Zur Wiederholung: So versteht die spanische Geschichtswissenschaft diese zweite Phase der ostgotischen Suprematie auch nicht. Wie schon - als ich das Zwei-Phasen-Modell in den Thread eingeführt habe - dargelegt, wird die zweite Phase der ostgotischen Suprematie als die Phase der Konsolidierung der
westgotischen Macht über die iberische Halbinsel gesehen. Die Protagonisten dieser Konsolidierung waren aber Leute ostgotischer Herkunft.
Dann ist die Frage, was man unter "Suprematie" versteht.
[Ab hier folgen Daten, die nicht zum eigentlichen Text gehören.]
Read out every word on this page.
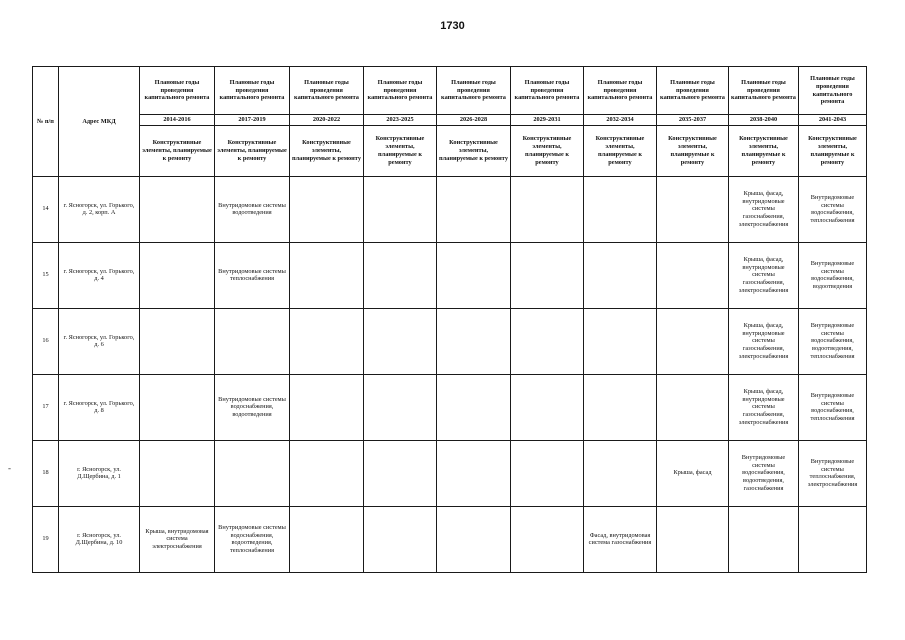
1730
№ п/п	Адрес МКД	Плановые годы проведения капитального ремонта	Плановые годы проведения капитального ремонта	Плановые годы проведения капитального ремонта	Плановые годы проведения капитального ремонта	Плановые годы проведения капитального ремонта	Плановые годы проведения капитального ремонта	Плановые годы проведения капитального ремонта	Плановые годы проведения капитального ремонта	Плановые годы проведения капитального ремонта	Плановые годы проведения капитального ремонта
		2014-2016	2017-2019	2020-2022	2023-2025	2026-2028	2029-2031	2032-2034	2035-2037	2038-2040	2041-2043
		Конструктивные элементы, планируемые к ремонту	Конструктивные элементы, планируемые к ремонту	Конструктивные элементы, планируемые к ремонту	Конструктивные элементы, планируемые к ремонту	Конструктивные элементы, планируемые к ремонту	Конструктивные элементы, планируемые к ремонту	Конструктивные элементы, планируемые к ремонту	Конструктивные элементы, планируемые к ремонту	Конструктивные элементы, планируемые к ремонту	Конструктивные элементы, планируемые к ремонту
14	г. Ясногорск, ул. Горького, д. 2, корп. А		Внутридомовые системы водоотведения							Крыша, фасад, внутридомовые системы газоснабжения, электроснабжения	Внутридомовые системы водоснабжения, теплоснабжения
15	г. Ясногорск, ул. Горького, д. 4		Внутридомовые системы теплоснабжения							Крыша, фасад, внутридомовые системы газоснабжения, электроснабжения	Внутридомовые системы водоснабжения, водоотведения
16	г. Ясногорск, ул. Горького, д. 6									Крыша, фасад, внутридомовые системы газоснабжения, электроснабжения	Внутридомовые системы водоснабжения, водоотведения, теплоснабжения
17	г. Ясногорск, ул. Горького, д. 8		Внутридомовые системы водоснабжения, водоотведения							Крыша, фасад, внутридомовые системы газоснабжения, электроснабжения	Внутридомовые системы водоснабжения, теплоснабжения
18	г. Ясногорск, ул. Д.Щербина, д. 1								Крыша, фасад	Внутридомовые системы водоснабжения, водоотведения, газоснабжения	Внутридомовые системы теплоснабжения, электроснабжения
19	г. Ясногорск, ул. Д.Щербина, д. 10	Крыша, внутридомовая система электроснабжения	Внутридомовые системы водоснабжения, водоотведения, теплоснабжения					Фасад, внутридомовая система газоснабжения			
-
Den Ausdruck "Suprematie" halte ich nur für angemessen, wenn die Ostgoten tatsächlich über die Westgoten Macht ausüben oder die Westgoten zumindest formal eine Oberhoheit der Ostgoten anerkennen. Für beides erkenne ich nach Theoderichs Tod keine Anhaltspunkte mehr.
Wenn man die Auffassung der spanischen Historiographie zugrunde legt, müsste man auch von einer bayrischen Suprematie über Griechenland unter dem griechischen König Otto I. sprechen oder von einer Suprematie des HRR über Russland unter Zarin Katharina II.
Supremacia im Spanischen ist die Oberhoheit, aber auch die Führerschaft. In diesem Sinne ist, wenn man berücksichtigt, dass die Protagonisten der westgotischen Politik jener Jahre meist ostgotischer Herkunft waren, der Begriff durchaus angemessen.